A 21st century musician wit comparable skills is Andy Tolman
- an astounding bass player, but also highly adept at writing & arranging
for a big band and who is heavily influenced by those greatest practitioners of
the art. Andy met to Nick van Gelder (the original Jamiroquai drummer) and
keyboard guru Carl Hudson whilst doing a run of gigs backing artists like Leon
Ware and Jean Carne. Andy played Nick You What! and he asked if he could lay a
drum track down and at around the same time Carl offered his services on the
record also. Nick went on to drum on the entire album and produce the
recordings too.
At the tail end of 2011, when Freestyle Records A&R man
Greg Boramans' compilation 'Sounds From The Soul Underground' was released the
glorious noise of The Andy Tolman Cartel first came to public attention. The
amazing track You What! had one foot in jazz-funk & the other in film &
TV themes of the 60's and 70's, found champions in Jazz FM's Peter Young and
BBC 6 Musics Craig Charles who both featured it on their radio shows heavily.
Andy himself takes up the story; After You What! found it's
way onto Gregs' compilation he asked me how many more tracks I had, I kind of
lied (sorry Greg!) and said a whole albums worth. Having shot my mouth off I
thought I had better set about delivering… a daunting prospect, and a promise I
probably wouldn't have made had I been sober at the time. So I called upon the
services of some of the amazing musicians I have worked with over the past few
years.
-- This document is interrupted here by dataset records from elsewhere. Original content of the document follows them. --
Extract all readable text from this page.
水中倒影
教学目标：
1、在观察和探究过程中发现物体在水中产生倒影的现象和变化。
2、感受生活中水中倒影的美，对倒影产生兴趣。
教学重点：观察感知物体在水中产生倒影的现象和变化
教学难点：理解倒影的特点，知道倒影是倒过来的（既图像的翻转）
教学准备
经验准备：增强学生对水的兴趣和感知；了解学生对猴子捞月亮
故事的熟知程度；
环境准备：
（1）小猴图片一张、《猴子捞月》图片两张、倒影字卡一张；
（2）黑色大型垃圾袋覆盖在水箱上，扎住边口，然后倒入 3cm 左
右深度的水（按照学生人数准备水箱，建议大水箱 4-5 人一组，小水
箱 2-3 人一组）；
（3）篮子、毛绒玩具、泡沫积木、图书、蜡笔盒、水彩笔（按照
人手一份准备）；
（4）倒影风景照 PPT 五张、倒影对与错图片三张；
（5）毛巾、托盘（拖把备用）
Move Over was the first song I heard Jo Harman sing and Stevie Watts
award winning Hammond organ playing seemed like a natural fit too.
'Cypher' is indeed the perfect example of a natural fit of
like minded musicians and their natural talents and the delightfully natural
sound of a big band cutting loose that has not been heard for a long time
making a welcome and long overdue return.